In its complaint the Union charged that “[t]he employer and its representative have attempted to subvert and to make impossible the performance of the 1974-1975 collective bargaining agreement between Local 509 and the Department of Public Welfare by imposing an `administrative freeze’ on the hiring of employees for the bargaining unit.”
“1. That Local 509, Service Employees International Union, AFL-CIO cease and desist from encouraging or sanctioning the withholding of services by social workers employed at the Department of Public Welfare;
“2. That the Employer and the Union promptly submit to binding arbitration, pursuant to Article XII of the parties’ agreement, the disputed assignment of surplus cases and imposition of an alleged hiring freeze;
“3. That the Employer and the Union participate in good faith in the arbitration procedures, as required by Chapter 150E, Section 10 (a) (6) [Commission’s footnote referred to §§ 10 (a) (6), (5), and 10 (b) (3)].
“4. That the Employer and the Union inform the Commission of the arbitrator selected, and the date or dates of scheduled arbitration hearings;
“5. That the Employer and the Union forward to the Commission, within ten (10) days of issuance, the arbitrator’s decision and a statement which reflects whether the grievance-arbitration procedure was fair and regular and whether the award was consistent with the purposes and policies of Chapter 150E of the General Laws.”
The Legislature considered five bills other than the bill proposed by the Mendonca Commission before enacting G.L.c. 150E by St. 1973, c. 1078. Two bills were virtually identical to the Mendonca Commission bill, legalizing strikes by public employees in limited situations. 1973 Senate Doc. No. 1771 and 1973 House Doc. No. 7715. Two other bills were very similar textually to the Mendonca Commission bill but totally proscribed strikes and slowdowns. 1973 Senate Doc. No. 1929 and 1973 House Doc. No. 7751. A fifth bill, 1973 Senate Doc. No. 1935, passed on the Senate floor, made only minor changes in the then existing public employees labor relations law, G.L.c. 149, §§ 178F-178N. The final enactment was the result of a joint conference committee’s consideration of 1973 Senate Doc. No. 1935 and 1973 House Doc. No. 7751, and in most respects the language of the final enactment followed that of 1973 House Doc. No. 7751.
We note that the legislation enacting c. 150E included a section, to be effective until June 30, 1977, that provides similar special arbitration procedures to end an impasse in negotiations involving firefighters and police officers. St. 1973, c. 1078, §§ 4, 8. The evidently experimental nature of the section seems to reflect the Legislature’s caution and hesitation in prescribing arbitration as the uniform method for the resolution of labor disputes. See McAvoy, Binding Arbitration of Contract Terms: A New Approach to the Resolution of Disputes in the Public Sector, 72 Colum. L. Rev. 1192, 1194 (1972).

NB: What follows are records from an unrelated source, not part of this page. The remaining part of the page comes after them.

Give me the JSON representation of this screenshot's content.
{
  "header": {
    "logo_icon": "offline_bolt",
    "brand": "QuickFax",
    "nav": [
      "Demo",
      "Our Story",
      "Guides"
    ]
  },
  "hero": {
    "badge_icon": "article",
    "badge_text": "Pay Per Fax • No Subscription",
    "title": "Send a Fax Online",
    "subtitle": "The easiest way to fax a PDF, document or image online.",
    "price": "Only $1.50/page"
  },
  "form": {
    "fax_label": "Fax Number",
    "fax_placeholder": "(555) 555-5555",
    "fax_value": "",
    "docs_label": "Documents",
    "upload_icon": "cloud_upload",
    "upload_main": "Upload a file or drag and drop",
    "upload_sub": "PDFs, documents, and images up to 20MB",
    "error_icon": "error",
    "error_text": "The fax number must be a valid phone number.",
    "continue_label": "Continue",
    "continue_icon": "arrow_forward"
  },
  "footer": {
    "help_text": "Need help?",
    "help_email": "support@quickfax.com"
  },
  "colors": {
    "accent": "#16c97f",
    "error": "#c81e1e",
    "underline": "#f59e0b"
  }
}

Here the Commission did not undertake an investigation of the prohibited practice charge and we can only speculate what might have happened if the charge was found to have merit. The Commission now states that it might relax the Cohasset
guidelines and defer pursuant to an “arguably arbitrable” standard like that of the NLRB, but it does not advert to the fact that the NLRB would evidently not defer where the party resists any arbitration concerning the underlying dispute. See Memorandum of Peter Nash, supra at 15,033; cf. Typographical Union No. 101, 220 N.L.R.B. No. 144 (1975) (1975-1976 CCH NLRB Dec. par. 16,244); Typographical Union No. 101, 219 N.L.R.B. No. 18 (1975) (1974-1975 CCH NLRB Dec. par. 16,000).